Katie and Celine arrive and Katie is too enamored with Celine to be sufficiently grateful to Eve, but I insist we oooooh and ahhhh over the Yiyang food: dried fish snacks, bean powder, noodles, and sesame cookies. (The cookies were not bad). I ask Katie if she wants to ask Eve anything about Yiyang or would like to return to Yiyang with Eve. Katie has no questions and does not care if we go to Yiyang. She is clearly not into this self-exploration. Eve leaves and Celine (who we are now calling the Saline Solution) plays with the AC remote and gets the HEAT to come out of the AC!!!! I am jumping up and down with joy. The heat is only in two of the four rooms but I find a fan and try to draw it down to my bedroom and the living room. Amazing what a little warmth can do for one’s disposition. All in all, a really good day.

Thursday.

I was supposed to go into NBC News today to talk about staying through the Olympics but my contact there was sick and cancelled. We’ll try again in a few weeks. I am not terribly optimistic and not completely sure I want to be here that long.

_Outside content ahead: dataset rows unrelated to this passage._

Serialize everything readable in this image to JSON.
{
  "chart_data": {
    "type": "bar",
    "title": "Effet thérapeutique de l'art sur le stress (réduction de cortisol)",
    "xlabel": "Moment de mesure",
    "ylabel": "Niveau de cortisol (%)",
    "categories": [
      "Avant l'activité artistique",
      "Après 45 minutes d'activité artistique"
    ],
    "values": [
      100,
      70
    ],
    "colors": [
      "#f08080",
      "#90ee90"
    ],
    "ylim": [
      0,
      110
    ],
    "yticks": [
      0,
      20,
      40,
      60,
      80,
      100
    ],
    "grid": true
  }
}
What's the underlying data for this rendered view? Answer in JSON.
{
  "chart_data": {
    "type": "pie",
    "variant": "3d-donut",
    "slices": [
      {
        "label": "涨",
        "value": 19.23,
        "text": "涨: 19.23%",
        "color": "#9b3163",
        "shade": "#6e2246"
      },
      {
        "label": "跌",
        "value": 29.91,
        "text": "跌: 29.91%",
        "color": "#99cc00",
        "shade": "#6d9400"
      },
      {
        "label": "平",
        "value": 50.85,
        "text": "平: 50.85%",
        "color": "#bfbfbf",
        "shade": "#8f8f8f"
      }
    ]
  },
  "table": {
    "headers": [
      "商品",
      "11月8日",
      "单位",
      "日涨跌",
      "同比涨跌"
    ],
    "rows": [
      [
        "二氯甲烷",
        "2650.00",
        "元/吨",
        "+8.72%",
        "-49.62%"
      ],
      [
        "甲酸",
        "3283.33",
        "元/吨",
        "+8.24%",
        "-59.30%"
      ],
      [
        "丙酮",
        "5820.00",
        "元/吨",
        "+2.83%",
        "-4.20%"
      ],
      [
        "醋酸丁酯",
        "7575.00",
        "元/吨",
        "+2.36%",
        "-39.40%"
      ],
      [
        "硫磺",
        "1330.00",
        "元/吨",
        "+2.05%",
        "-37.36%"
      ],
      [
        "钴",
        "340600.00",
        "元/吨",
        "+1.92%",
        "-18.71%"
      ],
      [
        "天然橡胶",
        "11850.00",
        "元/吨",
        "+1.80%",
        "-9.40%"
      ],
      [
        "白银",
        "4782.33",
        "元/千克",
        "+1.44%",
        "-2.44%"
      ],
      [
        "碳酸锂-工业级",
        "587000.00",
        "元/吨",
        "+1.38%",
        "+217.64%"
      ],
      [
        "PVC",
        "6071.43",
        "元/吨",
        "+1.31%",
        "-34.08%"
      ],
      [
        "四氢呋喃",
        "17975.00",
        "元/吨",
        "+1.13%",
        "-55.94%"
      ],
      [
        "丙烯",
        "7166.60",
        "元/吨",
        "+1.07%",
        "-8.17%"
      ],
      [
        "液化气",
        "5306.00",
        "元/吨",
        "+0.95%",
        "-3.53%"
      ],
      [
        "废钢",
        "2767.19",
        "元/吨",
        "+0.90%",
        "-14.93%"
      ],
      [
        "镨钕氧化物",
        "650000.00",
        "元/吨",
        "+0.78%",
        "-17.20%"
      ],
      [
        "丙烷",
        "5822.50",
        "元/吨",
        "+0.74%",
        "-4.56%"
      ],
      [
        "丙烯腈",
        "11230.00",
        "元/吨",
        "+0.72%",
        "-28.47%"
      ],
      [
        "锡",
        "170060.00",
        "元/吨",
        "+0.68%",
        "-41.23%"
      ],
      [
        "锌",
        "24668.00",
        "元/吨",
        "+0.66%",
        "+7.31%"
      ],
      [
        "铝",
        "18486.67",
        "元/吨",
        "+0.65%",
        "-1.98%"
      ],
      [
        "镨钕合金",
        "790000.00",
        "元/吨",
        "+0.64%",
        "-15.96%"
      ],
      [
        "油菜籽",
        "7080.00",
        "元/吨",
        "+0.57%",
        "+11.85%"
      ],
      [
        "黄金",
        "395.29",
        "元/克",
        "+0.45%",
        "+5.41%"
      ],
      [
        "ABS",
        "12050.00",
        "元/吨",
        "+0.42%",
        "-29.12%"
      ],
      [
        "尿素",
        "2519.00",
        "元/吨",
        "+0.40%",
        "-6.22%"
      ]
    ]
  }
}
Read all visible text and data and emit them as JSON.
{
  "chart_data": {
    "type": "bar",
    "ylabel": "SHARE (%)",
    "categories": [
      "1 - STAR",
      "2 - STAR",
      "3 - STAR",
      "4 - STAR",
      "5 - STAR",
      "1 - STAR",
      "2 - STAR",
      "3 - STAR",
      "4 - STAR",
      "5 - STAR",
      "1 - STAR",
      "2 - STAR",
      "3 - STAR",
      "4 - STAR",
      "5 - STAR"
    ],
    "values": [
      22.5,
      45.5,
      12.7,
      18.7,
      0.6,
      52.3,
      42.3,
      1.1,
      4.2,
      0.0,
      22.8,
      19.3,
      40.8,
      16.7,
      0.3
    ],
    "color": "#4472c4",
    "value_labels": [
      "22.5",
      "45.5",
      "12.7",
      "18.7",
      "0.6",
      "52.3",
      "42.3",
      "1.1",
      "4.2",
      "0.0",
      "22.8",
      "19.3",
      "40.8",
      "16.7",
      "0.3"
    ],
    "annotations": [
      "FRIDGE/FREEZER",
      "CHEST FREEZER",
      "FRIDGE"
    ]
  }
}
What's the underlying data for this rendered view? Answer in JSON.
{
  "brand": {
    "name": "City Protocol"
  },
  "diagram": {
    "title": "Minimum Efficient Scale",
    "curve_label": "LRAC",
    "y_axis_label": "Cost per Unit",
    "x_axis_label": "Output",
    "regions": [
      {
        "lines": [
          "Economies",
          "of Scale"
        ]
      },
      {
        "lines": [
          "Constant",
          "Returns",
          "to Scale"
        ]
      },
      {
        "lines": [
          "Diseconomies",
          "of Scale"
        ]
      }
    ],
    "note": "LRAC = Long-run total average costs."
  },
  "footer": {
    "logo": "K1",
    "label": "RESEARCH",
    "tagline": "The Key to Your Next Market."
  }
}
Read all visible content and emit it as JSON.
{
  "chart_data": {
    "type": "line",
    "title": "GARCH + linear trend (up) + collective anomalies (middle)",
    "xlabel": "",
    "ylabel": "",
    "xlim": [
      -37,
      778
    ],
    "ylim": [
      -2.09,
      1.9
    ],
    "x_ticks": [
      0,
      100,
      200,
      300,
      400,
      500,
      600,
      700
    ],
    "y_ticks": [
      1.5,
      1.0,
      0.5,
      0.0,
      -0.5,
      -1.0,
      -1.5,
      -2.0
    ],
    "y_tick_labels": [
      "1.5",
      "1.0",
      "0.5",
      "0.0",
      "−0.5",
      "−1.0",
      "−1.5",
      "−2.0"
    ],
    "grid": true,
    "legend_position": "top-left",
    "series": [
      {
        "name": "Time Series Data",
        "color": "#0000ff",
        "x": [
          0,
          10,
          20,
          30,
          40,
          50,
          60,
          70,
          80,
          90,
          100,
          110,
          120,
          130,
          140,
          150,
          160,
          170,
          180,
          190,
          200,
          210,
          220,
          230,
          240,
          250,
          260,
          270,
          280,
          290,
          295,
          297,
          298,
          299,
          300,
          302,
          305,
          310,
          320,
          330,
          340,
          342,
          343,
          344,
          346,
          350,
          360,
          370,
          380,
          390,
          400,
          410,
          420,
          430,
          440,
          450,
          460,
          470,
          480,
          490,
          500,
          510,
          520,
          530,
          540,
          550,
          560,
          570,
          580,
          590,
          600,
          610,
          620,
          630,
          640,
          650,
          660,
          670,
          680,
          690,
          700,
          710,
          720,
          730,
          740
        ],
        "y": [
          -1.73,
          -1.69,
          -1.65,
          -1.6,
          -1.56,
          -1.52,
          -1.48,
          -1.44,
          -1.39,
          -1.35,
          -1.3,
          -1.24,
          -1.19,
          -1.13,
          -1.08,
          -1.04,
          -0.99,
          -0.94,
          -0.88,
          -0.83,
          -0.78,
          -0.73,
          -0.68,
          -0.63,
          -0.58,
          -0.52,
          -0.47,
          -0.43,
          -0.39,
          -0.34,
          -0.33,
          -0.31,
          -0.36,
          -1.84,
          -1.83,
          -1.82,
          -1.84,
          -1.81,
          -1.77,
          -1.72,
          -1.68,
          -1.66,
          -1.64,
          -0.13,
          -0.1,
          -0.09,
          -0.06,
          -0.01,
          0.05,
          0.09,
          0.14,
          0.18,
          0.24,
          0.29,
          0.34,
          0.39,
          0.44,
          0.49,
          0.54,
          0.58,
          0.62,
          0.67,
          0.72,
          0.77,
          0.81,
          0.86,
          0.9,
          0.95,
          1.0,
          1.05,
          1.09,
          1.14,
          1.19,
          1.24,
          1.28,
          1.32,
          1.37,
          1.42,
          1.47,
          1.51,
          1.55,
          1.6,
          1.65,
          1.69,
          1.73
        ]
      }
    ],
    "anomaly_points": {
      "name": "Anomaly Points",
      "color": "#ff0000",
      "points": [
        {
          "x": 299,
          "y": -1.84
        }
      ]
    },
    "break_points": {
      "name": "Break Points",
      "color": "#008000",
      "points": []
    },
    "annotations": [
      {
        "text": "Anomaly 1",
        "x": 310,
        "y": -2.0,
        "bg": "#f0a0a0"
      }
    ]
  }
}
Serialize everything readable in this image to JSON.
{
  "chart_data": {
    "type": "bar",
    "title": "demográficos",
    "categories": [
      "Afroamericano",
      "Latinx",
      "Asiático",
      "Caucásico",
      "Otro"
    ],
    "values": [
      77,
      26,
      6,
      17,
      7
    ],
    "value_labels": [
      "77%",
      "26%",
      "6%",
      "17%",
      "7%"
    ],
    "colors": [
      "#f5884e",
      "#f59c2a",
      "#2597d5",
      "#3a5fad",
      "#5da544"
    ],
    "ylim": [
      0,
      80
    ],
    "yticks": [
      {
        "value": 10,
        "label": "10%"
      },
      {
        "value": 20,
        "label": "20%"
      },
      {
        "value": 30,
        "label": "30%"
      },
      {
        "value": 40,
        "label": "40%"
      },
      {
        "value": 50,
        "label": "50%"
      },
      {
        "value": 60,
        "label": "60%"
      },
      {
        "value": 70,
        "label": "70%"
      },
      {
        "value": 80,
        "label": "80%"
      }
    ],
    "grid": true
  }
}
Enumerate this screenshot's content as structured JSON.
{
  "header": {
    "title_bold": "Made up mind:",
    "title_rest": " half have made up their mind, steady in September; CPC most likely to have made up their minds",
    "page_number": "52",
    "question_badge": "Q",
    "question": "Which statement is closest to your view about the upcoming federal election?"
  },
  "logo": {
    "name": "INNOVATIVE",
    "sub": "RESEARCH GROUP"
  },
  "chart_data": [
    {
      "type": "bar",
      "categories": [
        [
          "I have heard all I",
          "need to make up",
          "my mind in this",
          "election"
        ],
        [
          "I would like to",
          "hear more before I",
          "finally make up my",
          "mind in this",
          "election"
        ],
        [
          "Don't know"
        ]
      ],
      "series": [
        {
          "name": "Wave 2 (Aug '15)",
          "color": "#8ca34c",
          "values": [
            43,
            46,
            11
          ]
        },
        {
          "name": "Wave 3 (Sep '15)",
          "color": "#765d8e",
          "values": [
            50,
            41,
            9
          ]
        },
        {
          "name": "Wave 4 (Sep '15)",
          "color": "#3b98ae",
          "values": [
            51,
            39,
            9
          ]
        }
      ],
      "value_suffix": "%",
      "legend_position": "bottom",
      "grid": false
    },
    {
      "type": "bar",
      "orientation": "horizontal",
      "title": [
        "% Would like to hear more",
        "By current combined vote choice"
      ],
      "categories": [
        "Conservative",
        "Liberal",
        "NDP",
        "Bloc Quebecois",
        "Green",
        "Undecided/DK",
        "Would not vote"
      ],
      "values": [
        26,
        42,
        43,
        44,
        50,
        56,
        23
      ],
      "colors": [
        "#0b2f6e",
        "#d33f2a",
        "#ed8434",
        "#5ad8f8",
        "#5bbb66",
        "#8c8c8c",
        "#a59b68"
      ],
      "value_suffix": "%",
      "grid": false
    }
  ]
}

I spend the morning tackling the power point presentation for the four lectures on new media that I’ll give in Shanghai next week. Then I start working on the Murrow – McCarthy lecture for next week’s class. As awful as blacklisting and McCarthyism was, it pales compared to the Chinese experience during that period, and especially the Cultural Revolution of the 1960s. Those days were like McCarthyism-on-steroids. People were beaten and killed for their beliefs here. I wonder how this topic will play with my students. I am trying to drill into them tales of heroic journalists, to inspire them to push the envelope, but given the powerful force they are pushing against and the draconian punishments for those who have pushed, I wonder if I am being hopelessly naïve and idealistic. Hu Jia, a dissident journalist, was sentenced today to several years in jail for his benign attempts at heroic journalism. Case closed.